The Danish language and UUIDs - Christoffer Hauthorn

I noticed that the UUID for a developer account I was prefixed with cafe. Showing the coincidence to a colleague, he asked “I wonder how many words of the danish language could be spelled using ABCDEF. I’m going to find out.

The danish language

I have a copy of the danish dictionary 2019 lying around (turns out you can get it for free if you ask nicely).

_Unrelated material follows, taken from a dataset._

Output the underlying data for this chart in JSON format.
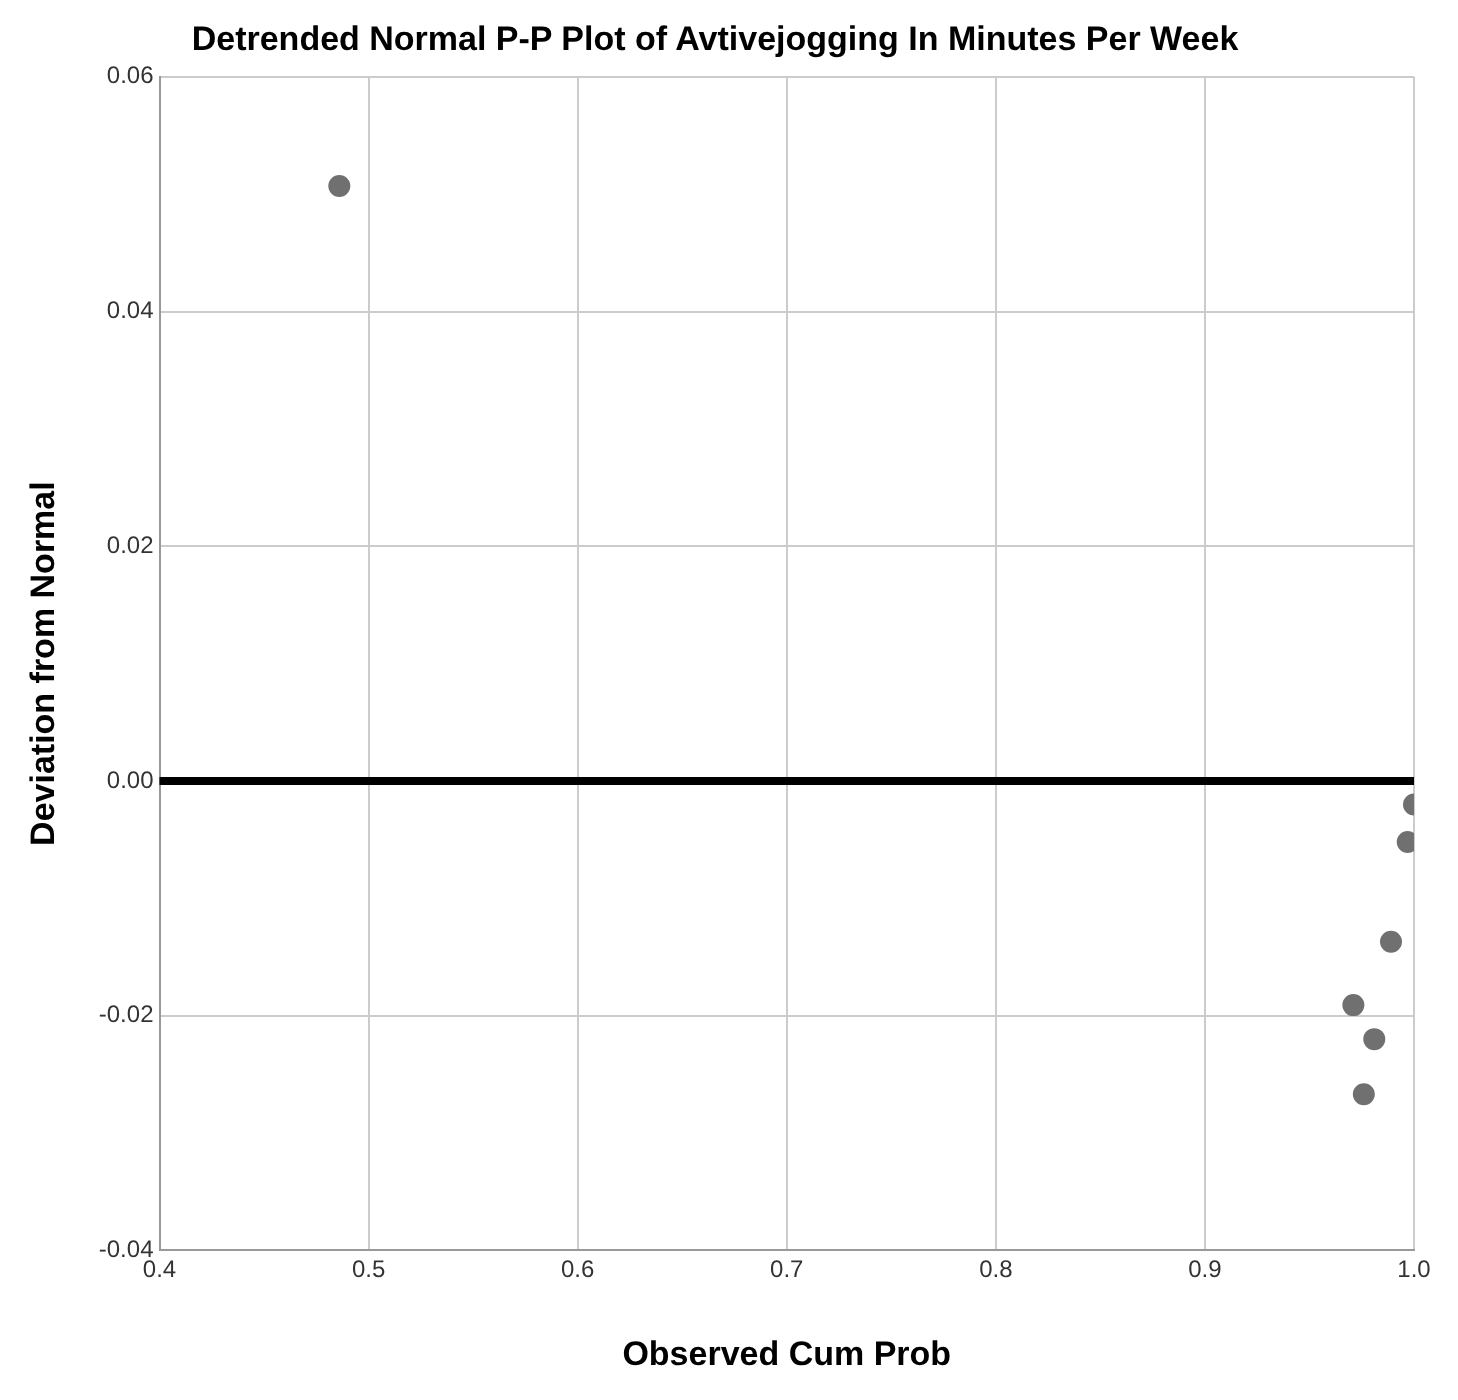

First, let’s load it as see what we have here.

import re
import pandas as pd

dictionary = pd.read_csv("RO2012 fuldformer 2019.txt", delimiter=";")

dictionary

	Grundform	Bøjning	Type
0	1. A	A	sb.
1	1. A	A'et	sb.
2	1. A	A'ets	sb.
3	1. A	A's	sb.
4	1. A	A'erne	sb.
...	...	...	...
412796	åsyn	åsyns	sb.
412797	åsyn	åsynene	sb.
412798	åsyn	åsynenes	sb.
412799	åsyn	åsyn	sb.
412800	åsyn	åsyns	sb.

412801 rows × 3 columns

dictionary.nunique()

Grundform     64978
Bøjning      388378
Type             32
dtype: int64

It seems like there’s around 65 thousand words in their base form in the dictionary, and some words are counted more than once. I guess they are listed for each meaning they might have, for example seas have and to have at have.

UUID

The format of the textual representation of a UUID poses some limits on word length (32 hexadecimal digits, hyphens that split up the string into 8-4-4-4-12 and so on), I will count words in the dictionary that only consist of the following:

Letters a, b, c, d, e & f
Digits 0 through 9

On to the query:

words = set(dictionary['Bøjning'].to_numpy())
regex = r"[a-fA-F0-9]"
count = 0
matched = []

for word in words:
    matches = re.finditer(regex, word)
    if len(tuple(matches)) == len(word):
        count += 1
        matched.append(word)

matched

['EA',
 'feed',
 'b',
 'ebbede',
 'badede',
 'bed',
 'F',
 'abe',
 'affede',
 'dB',
 'c',
 'C',
 'fa',
 'abbed',
 'affedede',
 'dada',
 'a',
 'ab',
 'aede',
 'ED',
 'cad',
 'ad',
 'ea',
 'AF',
 'e',
 'fade',
 'AD',
 'edb',
 'De',
 'af',
 'EDB',
 'fadede',
 'BA',
 'E',
 'fede',
 'da',
 'facade',
 'abede',
 'DAB',
 'de',
 'abc',
 'eb',
 'fad',
 'bede',
 'B',
 'ae',
 'ed',
 'D',
 'f',
 'fedede',
 'ABC',
 'fe',
 'CD',
 'cd',
 'dab',
 'fed',
 'affed',
 'CAD',
 'd',
 'bade',
 'bebe',
 'ba',
 'EF',
 'ebbe',
 'A',
 'bad']

len(matched)

I guess the answer can almost fit on your screen. 66 words.